British Army ‘abandoned’ Afghan war interpreters to resurgent Taliban
According to reports in The Times, more than 200 Afghan interpreters have requested amnesty from the British government, after they and their families were threatened by senior Taliban fighters.
Despite these pleas, the British government has allegedly provided only limited advice to the interpreters, recommending they change their mobile numbers and find ‘alternative’ routes to their homes.
“I feel that I have been abandoned,” one interpreter, who did not wish to reveal his name, told The Times.
The interpreter, who assisted the British mission in Helmand province, is now living in Kunar province, miles away from his wife and two children.

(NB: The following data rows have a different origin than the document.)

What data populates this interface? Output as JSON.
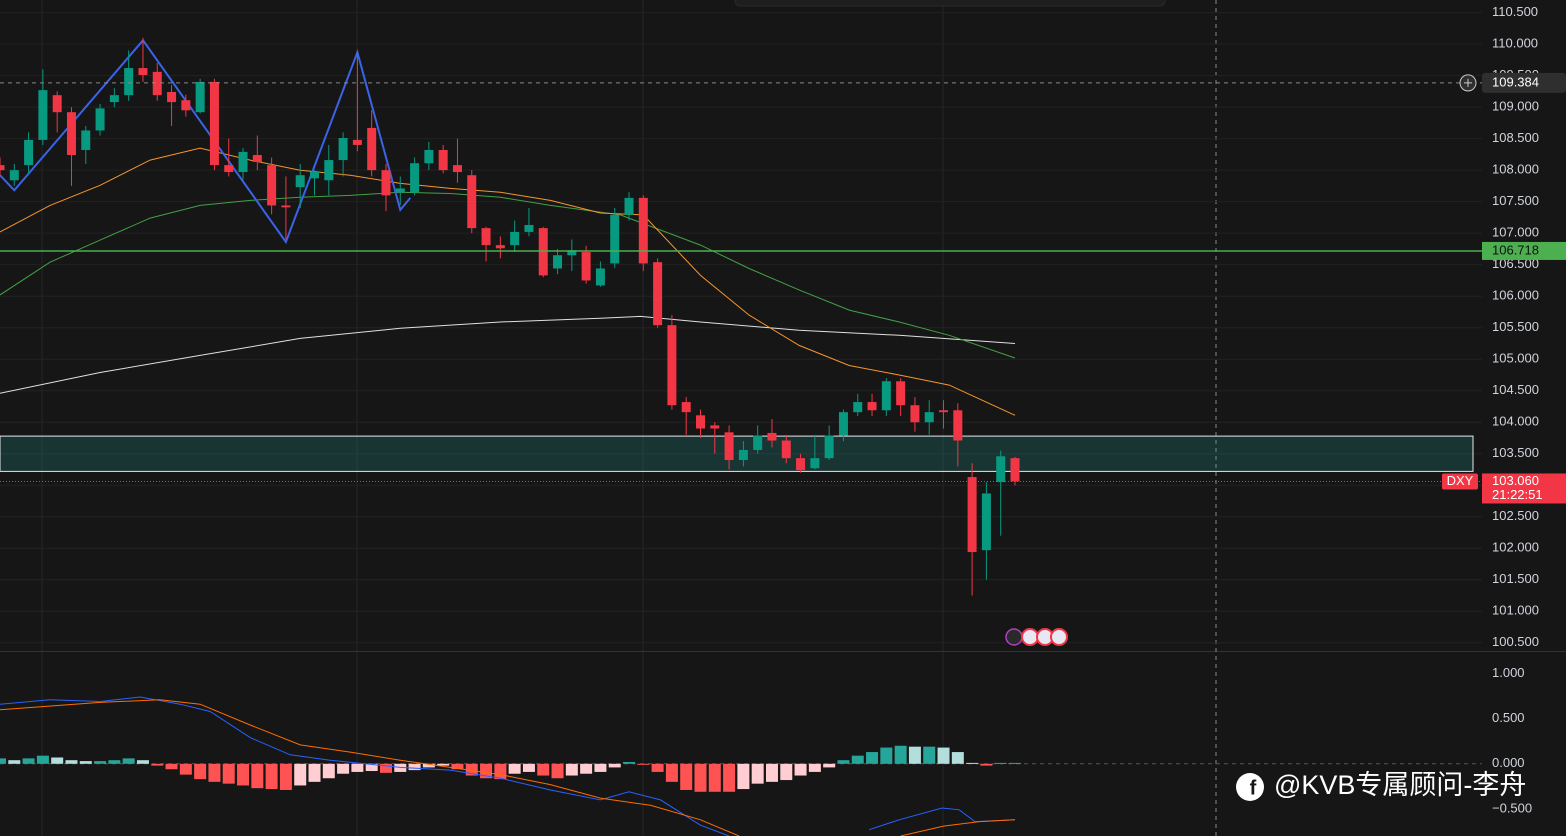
{
  "chart_data": [
    {
      "type": "candlestick",
      "symbol": "DXY",
      "up_color": "#089981",
      "down_color": "#f23645",
      "candles": {
        "open": [
          108.08,
          107.84,
          108.08,
          108.48,
          109.19,
          108.92,
          108.32,
          108.63,
          109.08,
          109.19,
          109.62,
          109.56,
          109.24,
          109.11,
          108.92,
          109.4,
          108.08,
          107.97,
          108.24,
          108.08,
          107.44,
          107.73,
          107.87,
          107.84,
          108.16,
          108.48,
          108.67,
          108.0,
          107.65,
          107.65,
          108.11,
          108.32,
          108.08,
          107.92,
          107.08,
          106.81,
          106.81,
          107.02,
          107.08,
          106.44,
          106.65,
          106.7,
          106.17,
          106.52,
          107.29,
          107.56,
          106.54,
          105.54,
          104.32,
          104.11,
          103.95,
          103.84,
          103.4,
          103.56,
          103.83,
          103.71,
          103.43,
          103.27,
          103.43,
          103.79,
          104.16,
          104.32,
          104.19,
          104.65,
          104.27,
          104.0,
          104.19,
          104.19,
          103.13,
          101.97,
          103.05,
          103.43
        ],
        "high": [
          108.2,
          108.1,
          108.6,
          109.6,
          109.25,
          109.0,
          108.7,
          109.05,
          109.3,
          109.9,
          110.1,
          109.7,
          109.35,
          109.2,
          109.45,
          109.45,
          108.5,
          108.35,
          108.55,
          108.2,
          107.9,
          108.1,
          108.0,
          108.4,
          108.6,
          109.87,
          108.95,
          108.1,
          107.9,
          108.2,
          108.45,
          108.4,
          108.5,
          108.0,
          107.1,
          106.95,
          107.2,
          107.4,
          107.1,
          106.75,
          106.9,
          106.8,
          106.55,
          107.4,
          107.65,
          107.6,
          106.6,
          105.7,
          104.4,
          104.2,
          104.0,
          103.95,
          103.7,
          103.95,
          104.05,
          103.8,
          103.5,
          103.8,
          103.95,
          104.2,
          104.45,
          104.45,
          104.7,
          104.7,
          104.4,
          104.35,
          104.35,
          104.3,
          103.35,
          103.05,
          103.55,
          103.45
        ],
        "low": [
          107.9,
          107.75,
          107.95,
          108.4,
          108.6,
          107.75,
          108.1,
          108.55,
          109.0,
          109.1,
          109.4,
          109.1,
          108.7,
          108.85,
          108.9,
          108.0,
          107.9,
          107.85,
          108.0,
          107.3,
          106.9,
          107.4,
          107.6,
          107.6,
          107.9,
          108.3,
          107.9,
          107.35,
          107.45,
          107.6,
          108.0,
          107.95,
          107.8,
          107.0,
          106.55,
          106.6,
          106.7,
          106.95,
          106.3,
          106.35,
          106.4,
          106.2,
          106.15,
          106.45,
          107.2,
          106.4,
          105.5,
          104.2,
          103.8,
          103.75,
          103.5,
          103.25,
          103.3,
          103.5,
          103.6,
          103.35,
          103.2,
          103.25,
          103.4,
          103.7,
          104.1,
          104.1,
          104.1,
          104.1,
          103.85,
          103.8,
          103.9,
          103.3,
          101.25,
          101.5,
          102.2,
          103.0
        ],
        "close": [
          108.0,
          108.0,
          108.48,
          109.27,
          108.92,
          108.24,
          108.63,
          108.98,
          109.19,
          109.62,
          109.51,
          109.19,
          109.08,
          108.95,
          109.4,
          108.08,
          107.97,
          108.29,
          108.13,
          107.44,
          107.41,
          107.92,
          107.97,
          108.16,
          108.51,
          108.4,
          108.0,
          107.6,
          107.71,
          108.11,
          108.32,
          108.0,
          107.97,
          107.08,
          106.81,
          106.76,
          107.02,
          107.13,
          106.33,
          106.65,
          106.73,
          106.25,
          106.44,
          107.29,
          107.56,
          106.52,
          105.54,
          104.27,
          104.16,
          103.9,
          103.9,
          103.4,
          103.56,
          103.79,
          103.71,
          103.43,
          103.24,
          103.43,
          103.79,
          104.16,
          104.32,
          104.19,
          104.65,
          104.27,
          104.0,
          104.16,
          104.16,
          103.71,
          101.94,
          102.87,
          103.46,
          103.06
        ]
      },
      "overlays": [
        {
          "color": "#e0e0e0",
          "x": [
            0,
            7,
            14,
            21,
            28,
            35,
            42,
            44.8,
            49,
            55.9,
            62.9,
            71
          ],
          "values": [
            104.46,
            104.79,
            105.06,
            105.33,
            105.49,
            105.59,
            105.65,
            105.68,
            105.59,
            105.46,
            105.38,
            105.25
          ]
        },
        {
          "color": "#43a047",
          "x": [
            0,
            3.5,
            7,
            10.5,
            14,
            17.5,
            21,
            24.5,
            28,
            31.5,
            35,
            38.5,
            43.4,
            49,
            52.4,
            55.9,
            59.4,
            62.9,
            66.4,
            71
          ],
          "values": [
            106.02,
            106.54,
            106.89,
            107.24,
            107.44,
            107.52,
            107.57,
            107.6,
            107.65,
            107.63,
            107.57,
            107.44,
            107.29,
            106.81,
            106.44,
            106.1,
            105.78,
            105.59,
            105.38,
            105.02
          ]
        },
        {
          "color": "#f5962d",
          "x": [
            0,
            3.5,
            7,
            10.5,
            14,
            17.5,
            21,
            24.5,
            28,
            31.5,
            35,
            38.5,
            42,
            45,
            49,
            52.4,
            55.9,
            59.4,
            62.9,
            66.4,
            71
          ],
          "values": [
            107.02,
            107.44,
            107.76,
            108.16,
            108.35,
            108.16,
            108.0,
            107.92,
            107.79,
            107.71,
            107.65,
            107.52,
            107.32,
            107.29,
            106.33,
            105.7,
            105.22,
            104.9,
            104.75,
            104.59,
            104.11
          ]
        },
        {
          "color": "#3a63e8",
          "width": 2,
          "x": [
            0,
            1,
            10,
            20,
            25,
            28,
            28.7
          ],
          "values": [
            107.92,
            107.68,
            110.06,
            106.86,
            109.87,
            107.37,
            107.56
          ]
        }
      ],
      "zone": [
        103.22,
        103.78
      ],
      "support": 106.718,
      "support_color": "#4caf50",
      "crosshair": 109.384,
      "last_price": {
        "value": 103.06,
        "label": "103.060"
      },
      "countdown": "21:22:51",
      "ylim": [
        100.37,
        110.7
      ],
      "yticks": [
        {
          "value": 100.5,
          "label": "100.500"
        },
        {
          "value": 101,
          "label": "101.000"
        },
        {
          "value": 101.5,
          "label": "101.500"
        },
        {
          "value": 102,
          "label": "102.000"
        },
        {
          "value": 102.5,
          "label": "102.500"
        },
        {
          "value": 103,
          "label": "103.000"
        },
        {
          "value": 103.5,
          "label": "103.500"
        },
        {
          "value": 104,
          "label": "104.000"
        },
        {
          "value": 104.5,
          "label": "104.500"
        },
        {
          "value": 105,
          "label": "105.000"
        },
        {
          "value": 105.5,
          "label": "105.500"
        },
        {
          "value": 106,
          "label": "106.000"
        },
        {
          "value": 106.5,
          "label": "106.500"
        },
        {
          "value": 107,
          "label": "107.000"
        },
        {
          "value": 107.5,
          "label": "107.500"
        },
        {
          "value": 108,
          "label": "108.000"
        },
        {
          "value": 108.5,
          "label": "108.500"
        },
        {
          "value": 109,
          "label": "109.000"
        },
        {
          "value": 109.5,
          "label": "109.500"
        },
        {
          "value": 110,
          "label": "110.000"
        },
        {
          "value": 110.5,
          "label": "110.500"
        }
      ],
      "grid": true
    },
    {
      "type": "macd",
      "histogram": [
        0.06,
        0.04,
        0.06,
        0.09,
        0.07,
        0.04,
        0.03,
        0.03,
        0.04,
        0.06,
        0.04,
        -0.02,
        -0.06,
        -0.12,
        -0.17,
        -0.2,
        -0.22,
        -0.24,
        -0.27,
        -0.28,
        -0.29,
        -0.24,
        -0.2,
        -0.16,
        -0.11,
        -0.09,
        -0.08,
        -0.1,
        -0.09,
        -0.07,
        -0.04,
        -0.02,
        -0.06,
        -0.13,
        -0.16,
        -0.17,
        -0.11,
        -0.09,
        -0.13,
        -0.16,
        -0.13,
        -0.11,
        -0.09,
        -0.04,
        0.02,
        -0.01,
        -0.09,
        -0.2,
        -0.29,
        -0.31,
        -0.31,
        -0.31,
        -0.28,
        -0.22,
        -0.2,
        -0.18,
        -0.13,
        -0.09,
        -0.04,
        0.04,
        0.09,
        0.13,
        0.18,
        0.2,
        0.19,
        0.19,
        0.18,
        0.13,
        0.01,
        -0.02,
        0.01,
        0.01
      ],
      "hist_colors": {
        "up_rising": "#26a69a",
        "up_falling": "#b2dfdb",
        "down_falling": "#ff5252",
        "down_rising": "#ffcdd2"
      },
      "series": [
        {
          "color": "#2962ff",
          "x": [
            0,
            3.5,
            7,
            9.8,
            12.6,
            14.7,
            17.5,
            20.3,
            23.1,
            28,
            31.5,
            35,
            38.5,
            42,
            44,
            46.2,
            49,
            51,
            56,
            60.8,
            62.9,
            65.9,
            67.1,
            68.2,
            71
          ],
          "values": [
            0.66,
            0.71,
            0.69,
            0.74,
            0.66,
            0.58,
            0.29,
            0.1,
            0.04,
            -0.04,
            -0.07,
            -0.16,
            -0.29,
            -0.4,
            -0.31,
            -0.4,
            -0.68,
            -0.8,
            null,
            -0.73,
            -0.62,
            -0.49,
            -0.51,
            -0.64,
            -0.62
          ]
        },
        {
          "color": "#ff6d00",
          "x": [
            0,
            7,
            11.2,
            14,
            17.5,
            21,
            24.5,
            28,
            31.5,
            35,
            38.5,
            42,
            45.5,
            49,
            51.7,
            56,
            63,
            66,
            68.5,
            71
          ],
          "values": [
            0.6,
            0.68,
            0.71,
            0.66,
            0.43,
            0.21,
            0.13,
            0.04,
            -0.04,
            -0.12,
            -0.23,
            -0.38,
            -0.46,
            -0.62,
            -0.8,
            null,
            -0.8,
            -0.69,
            -0.64,
            -0.62
          ]
        }
      ],
      "ylim": [
        -0.8,
        1.25
      ],
      "yticks": [
        {
          "value": -0.5,
          "label": "−0.500"
        },
        {
          "value": 0,
          "label": "0.000"
        },
        {
          "value": 0.5,
          "label": "0.500"
        },
        {
          "value": 1,
          "label": "1.000"
        }
      ]
    },
    {
      "type": "watermark",
      "text": "@KVB专属顾问-李舟"
    }
  ]
}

“The Taliban know I have worked for the coalition forces and they are looking for me. They have tried a couple of [times] either to capture me or to kill me. That is the reason I am not staying at home and I tell nobody whenever I visit my home,” he said.
Despite interpreters being a vital part of the British military mission since the operation began in 2001, hundreds of them have been refused relocation to Britain. The UK only offered safe havens in 2012, and since 2001 just 31 former interpreters have been allowed into the country.
While the government does offer amnesty to interpreters facing serious threat under its “intimidation policy”, only one person has successfully managed to convince British officials they were in danger.
“We take reports of threats and intimidation very seriously and investigate all cases thoroughly, taking action as appropriate in consultation with the locally employed civilian,” a Ministry of Defence (MoD) spokesperson said.
The MoD also confirmed the “vast majority” of cases were given “security advice” rather than stronger protection measures.
Other Afghan interpreters facing intimidation have reportedly entered the UK through unofficial channels, or have applied for asylum.
Earlier this year, three former Afghan interpreters won the right to challenge the British Army in the High Court, after a judge found evidence to suggest they had been “unlawfully treated differently” compared to their counterparts in Iraq, who had received more access to welfare benefits and council homes.